I’d like to thank the editors for their kind attention to my criticisms of Harvard’s curriculum, which appear in the March issue of the Atlantic Monthly. While the editorial is entitled “Doubting Douthat,” (Editorials, Feb. 16) I think that there is actually very little disagreement between us as to the overall state of Harvard academics. The editors concede that “there are major flaws in the current Core Curriculum, the academic advising system, and even the apathy of some professors and teaching fellows,” and they allow that “perhaps there has been a move in the American university system away from fact-based learning—and perhaps Douthat is right that this trend is not a positive one.” Where they claim to part ways with me is on the question of Harvard students’ work ethic—but in point of fact, I never intended to suggest that Harvard undergrads are generally lazy. (Indeed, my classmates are among the least lazy crop of human beings I have ever encountered.) Rather, my argument was that Harvard’s combination of drift, lack of intellectual guidance, and inflated grades encourages a slothful and “creatively lazy” approach to academics—one that fits in neatly with widespread campus attitudes, because it leaves more time for the diligent cultivation of the extracurricular activities, internships, social networks, and general résumé-building that make up, for many people, the dominant part of a Harvard education.

The editors also accuse me of being “Eurocentric” in my complaints about the curriculum—which I am, I suppose, to the extent that I think any education needs to be rooted, to some extent, in a common cultural tradition.
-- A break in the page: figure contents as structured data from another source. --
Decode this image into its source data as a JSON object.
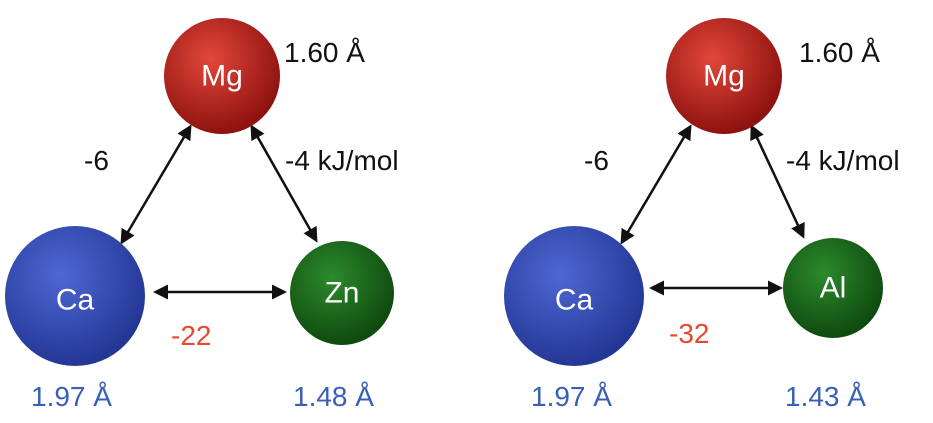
{
  "colors": {
    "black_text": "#111111",
    "red_text": "#e64a2e",
    "blue_text": "#3a5fb6",
    "mg": "#b01a14",
    "ca": "#2f45b4",
    "green": "#166316"
  },
  "panels": [
    {
      "top_atom": {
        "label": "Mg",
        "radius_label": "1.60 Å"
      },
      "left_atom": {
        "label": "Ca",
        "radius_label": "1.97 Å"
      },
      "right_atom": {
        "label": "Zn",
        "radius_label": "1.48 Å"
      },
      "left_edge_label": "-6",
      "right_edge_label": "-4 kJ/mol",
      "bottom_edge_label": "-22"
    },
    {
      "top_atom": {
        "label": "Mg",
        "radius_label": "1.60 Å"
      },
      "left_atom": {
        "label": "Ca",
        "radius_label": "1.97 Å"
      },
      "right_atom": {
        "label": "Al",
        "radius_label": "1.43 Å"
      },
      "left_edge_label": "-6",
      "right_edge_label": "-4 kJ/mol",
      "bottom_edge_label": "-32"
    }
  ]
}
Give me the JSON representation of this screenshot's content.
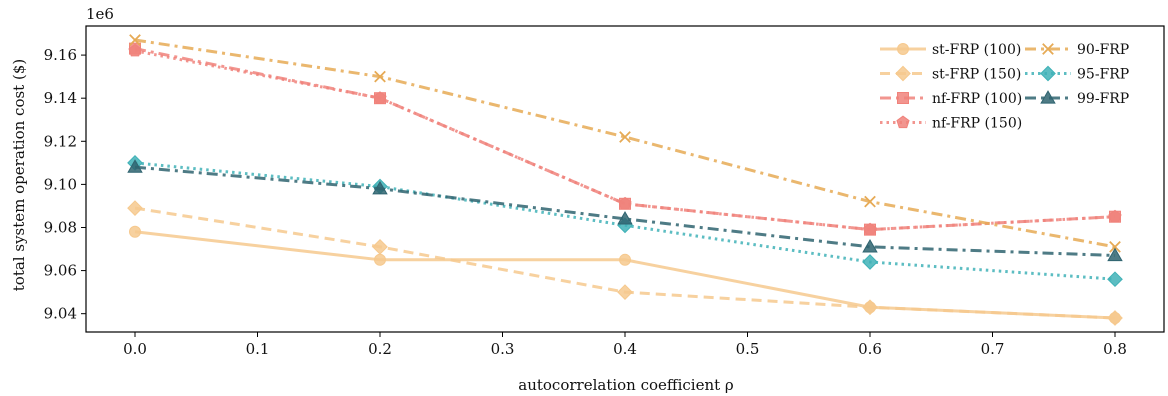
{
  "chart_data": {
    "type": "line",
    "multiplier_label": "1e6",
    "xlabel": "autocorrelation coefficient ρ",
    "ylabel": "total system operation cost ($)",
    "x": [
      0.0,
      0.2,
      0.4,
      0.6,
      0.8
    ],
    "xlim": [
      -0.04,
      0.84
    ],
    "ylim": [
      9.0315,
      9.1735
    ],
    "xticks": [
      0.0,
      0.1,
      0.2,
      0.3,
      0.4,
      0.5,
      0.6,
      0.7,
      0.8
    ],
    "xtick_labels": [
      "0.0",
      "0.1",
      "0.2",
      "0.3",
      "0.4",
      "0.5",
      "0.6",
      "0.7",
      "0.8"
    ],
    "yticks": [
      9.04,
      9.06,
      9.08,
      9.1,
      9.12,
      9.14,
      9.16
    ],
    "ytick_labels": [
      "9.04",
      "9.06",
      "9.08",
      "9.10",
      "9.12",
      "9.14",
      "9.16"
    ],
    "grid": false,
    "legend_position": "top-right",
    "legend_columns": 2,
    "series": [
      {
        "name": "st-FRP (100)",
        "values": [
          9.078,
          9.065,
          9.065,
          9.043,
          9.038
        ],
        "color": "#f6c98e",
        "dash": "solid",
        "marker": "circle"
      },
      {
        "name": "st-FRP (150)",
        "values": [
          9.089,
          9.071,
          9.05,
          9.043,
          9.038
        ],
        "color": "#f6c98e",
        "dash": "dashed",
        "marker": "diamond"
      },
      {
        "name": "nf-FRP (100)",
        "values": [
          9.163,
          9.14,
          9.091,
          9.079,
          9.085
        ],
        "color": "#f0827b",
        "dash": "dashdot",
        "marker": "square"
      },
      {
        "name": "nf-FRP (150)",
        "values": [
          9.162,
          9.14,
          9.091,
          9.079,
          9.085
        ],
        "color": "#f0827b",
        "dash": "dotted",
        "marker": "pentagon"
      },
      {
        "name": "90-FRP",
        "values": [
          9.167,
          9.15,
          9.122,
          9.092,
          9.071
        ],
        "color": "#e6aa55",
        "dash": "dashdot",
        "marker": "x"
      },
      {
        "name": "95-FRP",
        "values": [
          9.11,
          9.099,
          9.081,
          9.064,
          9.056
        ],
        "color": "#3fb2b7",
        "dash": "dotted",
        "marker": "diamond"
      },
      {
        "name": "99-FRP",
        "values": [
          9.108,
          9.098,
          9.084,
          9.071,
          9.067
        ],
        "color": "#2f6470",
        "dash": "dashdot",
        "marker": "triangle"
      }
    ]
  }
}
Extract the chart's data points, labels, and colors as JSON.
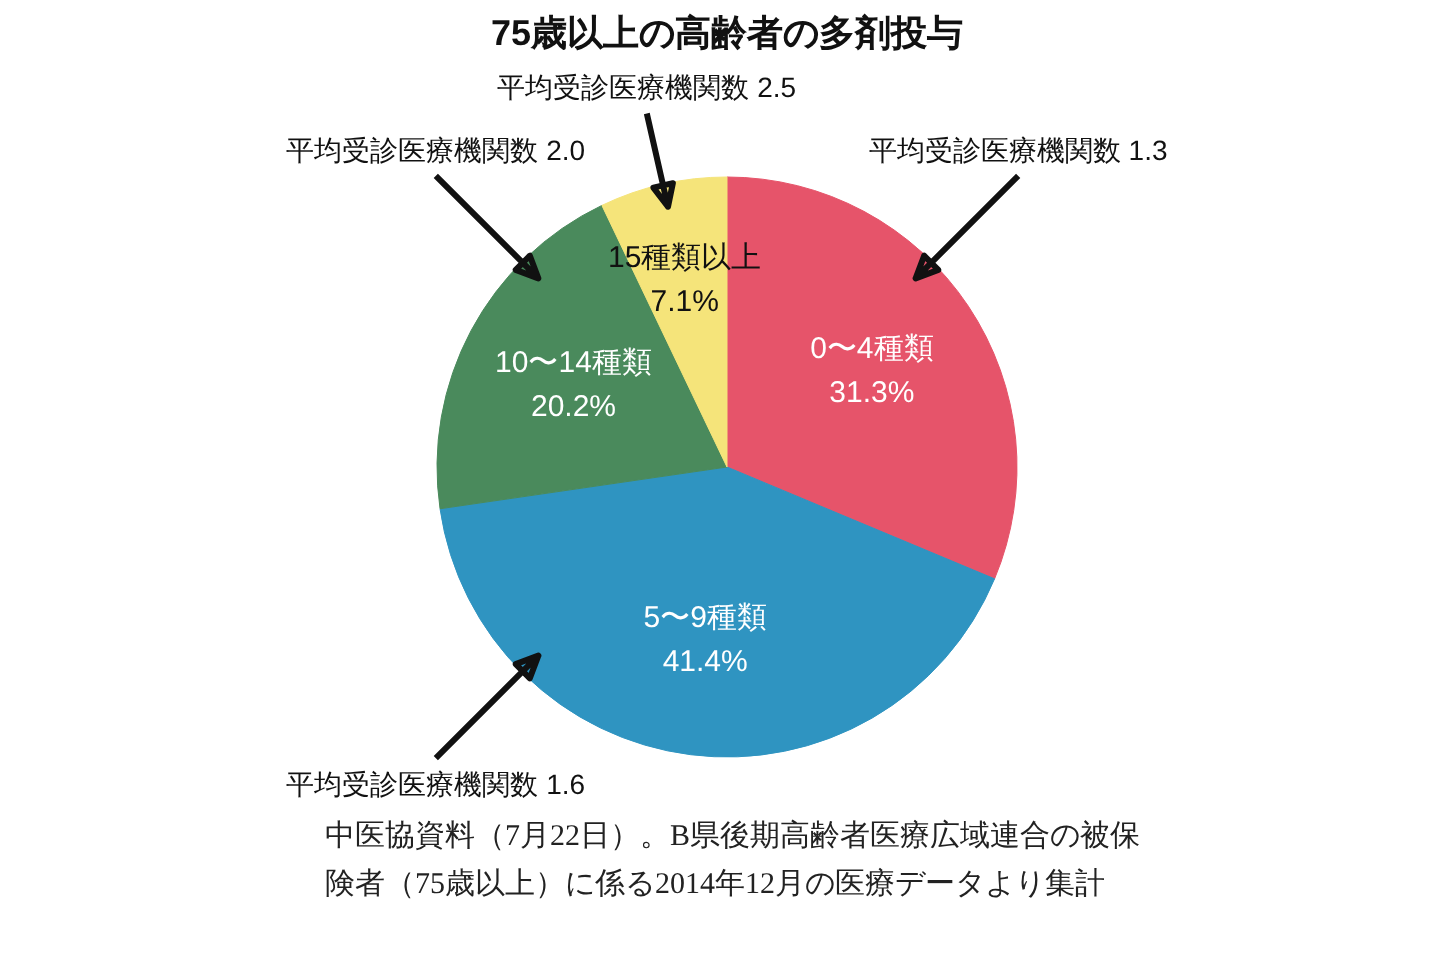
{
  "chart_data": {
    "type": "pie",
    "title": "75歳以上の高齢者の多剤投与",
    "categories": [
      "0〜4種類",
      "5〜9種類",
      "10〜14種類",
      "15種類以上"
    ],
    "values": [
      31.3,
      41.4,
      20.2,
      7.1
    ],
    "colors": [
      "#e6546a",
      "#2f94c1",
      "#4a8a5c",
      "#f5e47a"
    ],
    "value_labels": [
      "31.3%",
      "41.4%",
      "20.2%",
      "7.1%"
    ],
    "annotations": [
      {
        "text": "平均受診医療機関数 2.5",
        "x": "15種類以上"
      },
      {
        "text": "平均受診医療機関数 2.0",
        "x": "10〜14種類"
      },
      {
        "text": "平均受診医療機関数 1.3",
        "x": "0〜4種類"
      },
      {
        "text": "平均受診医療機関数 1.6",
        "x": "5〜9種類"
      },
      "中医協資料（7月22日）。B県後期高齢者医療広域連合の被保険者（75歳以上）に係る2014年12月の医療データより集計"
    ]
  }
}
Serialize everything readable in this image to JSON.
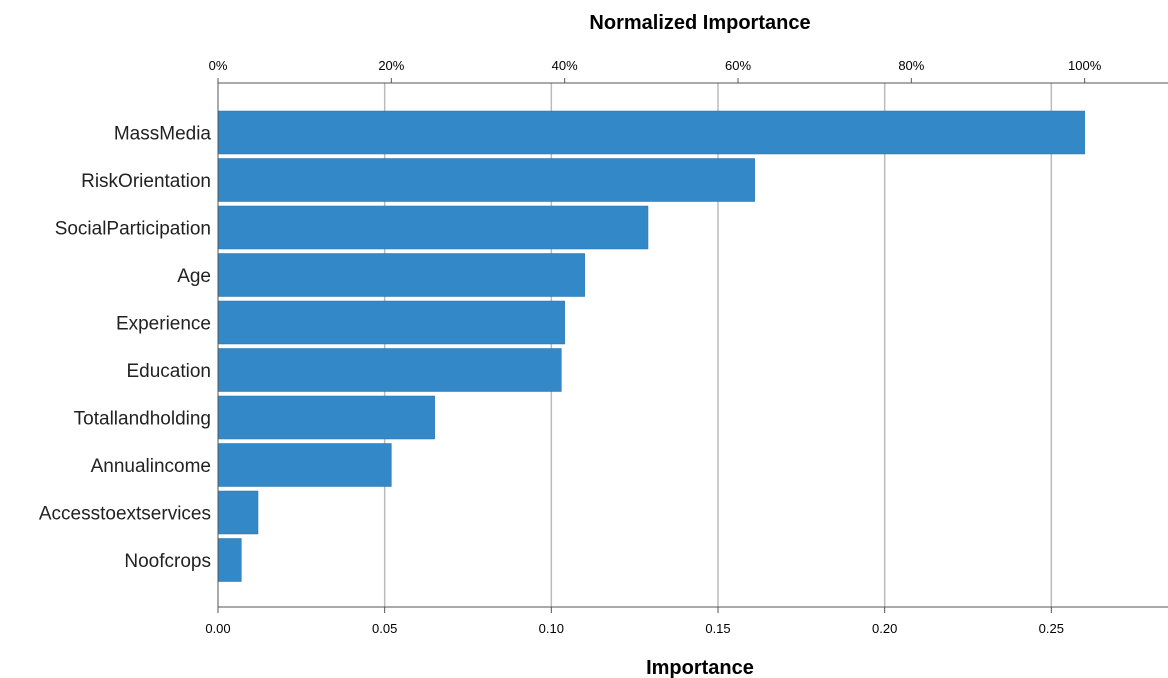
{
  "chart_data": {
    "type": "bar",
    "orientation": "horizontal",
    "categories": [
      "MassMedia",
      "RiskOrientation",
      "SocialParticipation",
      "Age",
      "Experience",
      "Education",
      "Totallandholding",
      "Annualincome",
      "Accesstoextservices",
      "Noofcrops"
    ],
    "values": [
      0.26,
      0.161,
      0.129,
      0.11,
      0.104,
      0.103,
      0.065,
      0.052,
      0.012,
      0.007
    ],
    "xlabel": "Importance",
    "x2label": "Normalized Importance",
    "xlim": [
      0,
      0.285
    ],
    "x_ticks": [
      "0.00",
      "0.05",
      "0.10",
      "0.15",
      "0.20",
      "0.25"
    ],
    "x2_ticks": [
      "0%",
      "20%",
      "40%",
      "60%",
      "80%",
      "100%"
    ],
    "grid": true,
    "bar_color": "#3388c8",
    "grid_color": "#bbbbbb"
  }
}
But I would be delighted to see a reformed Core Curriculum that included a vast swathe of “foreign cultures” requirements, so long as those requirements were selected out of a concern for “fact-based learning,” rather than the deep silliness of “approaches to knowledge.”

Finally, they note that many of the academic flaws I cite “are pervasive, not unique to Harvard,” which is obviously true. But this hardly excuses Harvard, which of all universities is the best positioned—in terms of wealth, brilliance of faculty and students, and institutional power—to combat the prevailing trends in academia. Harvard is the most famous university in the world, and I hardly think that it’s “cheap journalism” to use its curriculum as an exemplar of flaws in American higher education that need to be corrected.